Lunedì scorso, la pop star Katy Perry e altre cinque donne sono salite a bordo di un razzo Blue Origin per il primo volo nello spazio interamente al femminile dal 1963. Le donne non hanno pilotato il velivolo, non ne hanno manovrato i comandi. Sono state semplicemente allacciate per il tanto viralizzato volo di 11 minuti. Dall’inizio alla fine, il volo è stato pubblicizzato come un grande passo avanti per il genere femminile. Gli organizzatori del volo hanno sostenuto che lo scopo era quello di incoraggiare più ragazze a intraprendere carriere nei settori STEM (scienza, tecnologia, ingegneria e matematica), mentre la capsula decollava dalla rampa di lancio, una delle donne ha urlato: «Oh mia dea !», uscendo dalla navicella 11 minuti dopo, Katy Perry ha commentato: «Mi sento profondamente connessa a quel forte divino femminile».
Se non che nel giro di poche ore, la retorica del “Girl Power” è stata travolta da un’ondata di sarcasmo e scherno, per lo più propinato dalle donne. La critica Melanie McFarland ha commentato impassibile: «Pochi cittadini comuni hanno visto la tanto pubblicizzata gita privata di lunedì al confine tra la Terra e lo spazio come un passo da gigante per l’intera umanità femminile». La rivista “Elle” ha suggerito che il volo Blue Origin «sarà la prima volta che qualcuno andrà nello spazio con i capelli e il trucco fatti». La catena Wendy’s Foods ha risposto su X al coinvolgimento di Katy Perry nella missione chiedendo: «Possiamo rimandarla indietro?», salvo poi rimuovere il post.

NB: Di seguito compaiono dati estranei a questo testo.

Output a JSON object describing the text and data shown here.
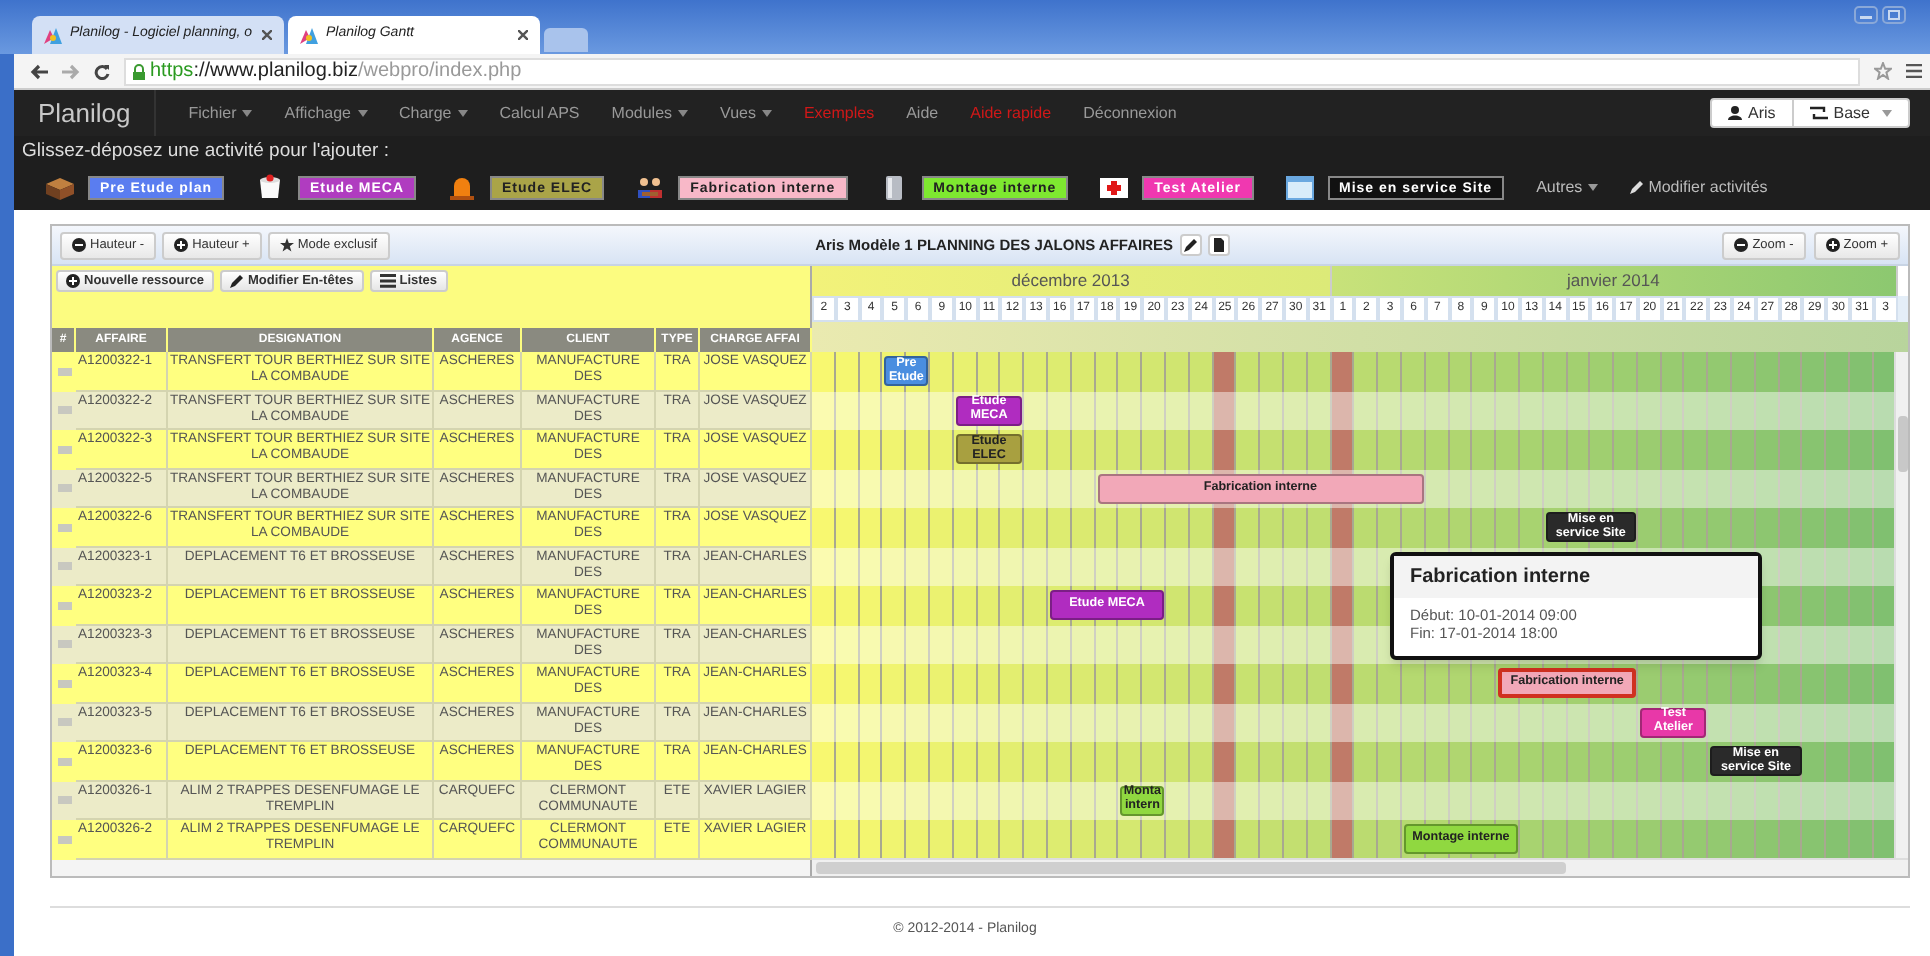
{
  "browser": {
    "tabs": [
      {
        "title": "Planilog - Logiciel planning, o",
        "selected": false
      },
      {
        "title": "Planilog Gantt",
        "selected": true
      }
    ],
    "url": {
      "scheme": "https",
      "host": "://www.planilog.biz",
      "path": "/webpro/index.php"
    }
  },
  "menu": {
    "brand": "Planilog",
    "items": [
      {
        "label": "Fichier",
        "kind": "dropdown"
      },
      {
        "label": "Affichage",
        "kind": "dropdown"
      },
      {
        "label": "Charge",
        "kind": "dropdown"
      },
      {
        "label": "Calcul APS",
        "kind": "link"
      },
      {
        "label": "Modules",
        "kind": "dropdown"
      },
      {
        "label": "Vues",
        "kind": "dropdown"
      },
      {
        "label": "Exemples",
        "kind": "highlight"
      },
      {
        "label": "Aide",
        "kind": "link"
      },
      {
        "label": "Aide rapide",
        "kind": "highlight"
      },
      {
        "label": "Déconnexion",
        "kind": "link"
      }
    ],
    "user_buttons": [
      {
        "label": "Aris",
        "kind": "user"
      },
      {
        "label": "Base",
        "kind": "dropdown"
      }
    ]
  },
  "palette": {
    "hint": "Glissez-déposez une activité pour l'ajouter :",
    "activities": [
      {
        "label": "Pre Etude plan",
        "color": "#5a7df0"
      },
      {
        "label": "Etude MECA",
        "color": "#b03cc0"
      },
      {
        "label": "Etude ELEC",
        "color": "#aaa448"
      },
      {
        "label": "Fabrication interne",
        "color": "#f8b8c8"
      },
      {
        "label": "Montage interne",
        "color": "#7ee830"
      },
      {
        "label": "Test Atelier",
        "color": "#f038b0"
      },
      {
        "label": "Mise en service Site",
        "color": "#111111"
      }
    ],
    "others": "Autres",
    "edit": "Modifier activités"
  },
  "toolbar": {
    "left": [
      {
        "label": "Hauteur -",
        "kind": "minus"
      },
      {
        "label": "Hauteur +",
        "kind": "plus"
      },
      {
        "label": "Mode exclusif",
        "kind": "star"
      }
    ],
    "title": "Aris Modèle 1 PLANNING DES JALONS AFFAIRES",
    "right": [
      {
        "label": "Zoom -",
        "kind": "minus"
      },
      {
        "label": "Zoom +",
        "kind": "plus"
      }
    ]
  },
  "table": {
    "buttons": [
      {
        "label": "Nouvelle ressource",
        "kind": "plus"
      },
      {
        "label": "Modifier En-têtes",
        "kind": "pencil"
      },
      {
        "label": "Listes",
        "kind": "list"
      }
    ],
    "columns": [
      "#",
      "AFFAIRE",
      "DESIGNATION",
      "AGENCE",
      "CLIENT",
      "TYPE",
      "CHARGE AFFAI"
    ],
    "rows": [
      {
        "cells": [
          "",
          "A1200322-1",
          "TRANSFERT TOUR BERTHIEZ SUR SITE LA COMBAUDE",
          "ASCHERES",
          "MANUFACTURE DES",
          "TRA",
          "JOSE VASQUEZ"
        ],
        "bars": [
          {
            "label": "Pre Etude",
            "color": "#4a8ee0",
            "selected": false
          }
        ]
      },
      {
        "cells": [
          "",
          "A1200322-2",
          "TRANSFERT TOUR BERTHIEZ SUR SITE LA COMBAUDE",
          "ASCHERES",
          "MANUFACTURE DES",
          "TRA",
          "JOSE VASQUEZ"
        ],
        "bars": [
          {
            "label": "Etude MECA",
            "color": "#b02cc0",
            "selected": false
          }
        ]
      },
      {
        "cells": [
          "",
          "A1200322-3",
          "TRANSFERT TOUR BERTHIEZ SUR SITE LA COMBAUDE",
          "ASCHERES",
          "MANUFACTURE DES",
          "TRA",
          "JOSE VASQUEZ"
        ],
        "bars": [
          {
            "label": "Etude ELEC",
            "color": "#a8a040",
            "selected": false
          }
        ]
      },
      {
        "cells": [
          "",
          "A1200322-5",
          "TRANSFERT TOUR BERTHIEZ SUR SITE LA COMBAUDE",
          "ASCHERES",
          "MANUFACTURE DES",
          "TRA",
          "JOSE VASQUEZ"
        ],
        "bars": [
          {
            "label": "Fabrication interne",
            "color": "#f2a8b8",
            "selected": false
          }
        ]
      },
      {
        "cells": [
          "",
          "A1200322-6",
          "TRANSFERT TOUR BERTHIEZ SUR SITE LA COMBAUDE",
          "ASCHERES",
          "MANUFACTURE DES",
          "TRA",
          "JOSE VASQUEZ"
        ],
        "bars": [
          {
            "label": "Mise en service Site",
            "color": "#2a2a2a",
            "selected": false
          }
        ]
      },
      {
        "cells": [
          "",
          "A1200323-1",
          "DEPLACEMENT T6 ET BROSSEUSE",
          "ASCHERES",
          "MANUFACTURE DES",
          "TRA",
          "JEAN-CHARLES"
        ]
      },
      {
        "cells": [
          "",
          "A1200323-2",
          "DEPLACEMENT T6 ET BROSSEUSE",
          "ASCHERES",
          "MANUFACTURE DES",
          "TRA",
          "JEAN-CHARLES"
        ],
        "bars": [
          {
            "label": "Etude MECA",
            "color": "#b02cc0",
            "selected": false
          }
        ]
      },
      {
        "cells": [
          "",
          "A1200323-3",
          "DEPLACEMENT T6 ET BROSSEUSE",
          "ASCHERES",
          "MANUFACTURE DES",
          "TRA",
          "JEAN-CHARLES"
        ]
      },
      {
        "cells": [
          "",
          "A1200323-4",
          "DEPLACEMENT T6 ET BROSSEUSE",
          "ASCHERES",
          "MANUFACTURE DES",
          "TRA",
          "JEAN-CHARLES"
        ],
        "bars": [
          {
            "label": "Fabrication interne",
            "color": "#f2a8b8",
            "selected": true
          }
        ]
      },
      {
        "cells": [
          "",
          "A1200323-5",
          "DEPLACEMENT T6 ET BROSSEUSE",
          "ASCHERES",
          "MANUFACTURE DES",
          "TRA",
          "JEAN-CHARLES"
        ],
        "bars": [
          {
            "label": "Test Atelier",
            "color": "#e838a8",
            "selected": false
          }
        ]
      },
      {
        "cells": [
          "",
          "A1200323-6",
          "DEPLACEMENT T6 ET BROSSEUSE",
          "ASCHERES",
          "MANUFACTURE DES",
          "TRA",
          "JEAN-CHARLES"
        ],
        "bars": [
          {
            "label": "Mise en service Site",
            "color": "#2a2a2a",
            "selected": false
          }
        ]
      },
      {
        "cells": [
          "",
          "A1200326-1",
          "ALIM 2 TRAPPES DESENFUMAGE LE TREMPLIN",
          "CARQUEFC",
          "CLERMONT COMMUNAUTE",
          "ETE",
          "XAVIER LAGIER"
        ],
        "bars": [
          {
            "label": "Monta intern",
            "color": "#90d840",
            "selected": false
          }
        ]
      },
      {
        "cells": [
          "",
          "A1200326-2",
          "ALIM 2 TRAPPES DESENFUMAGE LE TREMPLIN",
          "CARQUEFC",
          "CLERMONT COMMUNAUTE",
          "ETE",
          "XAVIER LAGIER"
        ],
        "bars": [
          {
            "label": "Montage interne",
            "color": "#90d840",
            "selected": false
          }
        ]
      }
    ]
  },
  "gantt": {
    "months": [
      {
        "label": "décembre 2013",
        "days": [
          {
            "label": "2",
            "holiday": false
          },
          {
            "label": "3",
            "holiday": false
          },
          {
            "label": "4",
            "holiday": false
          },
          {
            "label": "5",
            "holiday": false
          },
          {
            "label": "6",
            "holiday": false
          },
          {
            "label": "9",
            "holiday": false
          },
          {
            "label": "10",
            "holiday": false
          },
          {
            "label": "11",
            "holiday": false
          },
          {
            "label": "12",
            "holiday": false
          },
          {
            "label": "13",
            "holiday": false
          },
          {
            "label": "16",
            "holiday": false
          },
          {
            "label": "17",
            "holiday": false
          },
          {
            "label": "18",
            "holiday": false
          },
          {
            "label": "19",
            "holiday": false
          },
          {
            "label": "20",
            "holiday": false
          },
          {
            "label": "23",
            "holiday": false
          },
          {
            "label": "24",
            "holiday": false
          },
          {
            "label": "25",
            "holiday": true
          },
          {
            "label": "26",
            "holiday": false
          },
          {
            "label": "27",
            "holiday": false
          },
          {
            "label": "30",
            "holiday": false
          },
          {
            "label": "31",
            "holiday": false
          }
        ]
      },
      {
        "label": "janvier 2014",
        "days": [
          {
            "label": "1",
            "holiday": true
          },
          {
            "label": "2",
            "holiday": false
          },
          {
            "label": "3",
            "holiday": false
          },
          {
            "label": "6",
            "holiday": false
          },
          {
            "label": "7",
            "holiday": false
          },
          {
            "label": "8",
            "holiday": false
          },
          {
            "label": "9",
            "holiday": false
          },
          {
            "label": "10",
            "holiday": false
          },
          {
            "label": "13",
            "holiday": false
          },
          {
            "label": "14",
            "holiday": false
          },
          {
            "label": "15",
            "holiday": false
          },
          {
            "label": "16",
            "holiday": false
          },
          {
            "label": "17",
            "holiday": false
          },
          {
            "label": "20",
            "holiday": false
          },
          {
            "label": "21",
            "holiday": false
          },
          {
            "label": "22",
            "holiday": false
          },
          {
            "label": "23",
            "holiday": false
          },
          {
            "label": "24",
            "holiday": false
          },
          {
            "label": "27",
            "holiday": false
          },
          {
            "label": "28",
            "holiday": false
          },
          {
            "label": "29",
            "holiday": false
          },
          {
            "label": "30",
            "holiday": false
          },
          {
            "label": "31",
            "holiday": false
          },
          {
            "label": "3",
            "holiday": false
          }
        ]
      }
    ],
    "tooltip": {
      "title": "Fabrication interne",
      "lines": [
        "Début: 10-01-2014 09:00",
        "Fin: 17-01-2014 18:00"
      ]
    }
  },
  "footer": "© 2012-2014 - Planilog"
}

Nello spazio a spese dell’uomo.
Anche il New York Times si è unito al gruppo, con la critica Amanda Hess che ha sarcasticamente osservato che «il volo tutto al femminile di Blue Origin dimostra che le donne sono ora libere di godere dei più stravaganti vantaggi del capitalismo insieme agli uomini ricchi». La critica più acuta si è concentrata sulla totale irrilevanza di quell’incursione di 11 minuti rispetto ai problemi del mondo reale. L’attrice Emily Ratajkowski ha ridicolizzato su TikTok l’incursione definendola «oltre la parodia» e ha chiesto: «Guardate la situazione mondiale e pensate a quante risorse sono state impiegate per mandare queste donne nello spazio… Per cosa?». Anche Oliva Munn ha commentato: «Ci sono così tante altre cose importanti nel mondo in questo momento».
La commentatrice britannica Moira Donegan è arrivata al punto di affermare sul Guardian che il volo preannunciava la «totale sconfitta del femminismo americano» perché il viaggio «si basava su una visione dell’emancipazione femminile leggera nella sostanza e pesante in una sciocchezza infantile e fanciullesca». Il femminismo si è insomma rivelato una volta di più incapace di distinguere tra realtà e fantasia, tra realtà e retorica. Prova ne sia che questo viaggio spacciato come evento di emancipazione non è avvenuto perché le fanciulle nello spazio dovessero fare qualche importante esperimento scientifico, né perché se lo siano organizzate o pagate da sole. A sborsare il necessario è stato Jeff Bezos, patron di Amazon e marito di una delle turiste spaziali. Blaterare di emancipazione a spese maschili (come al solito)? L’hanno fatto benissimo.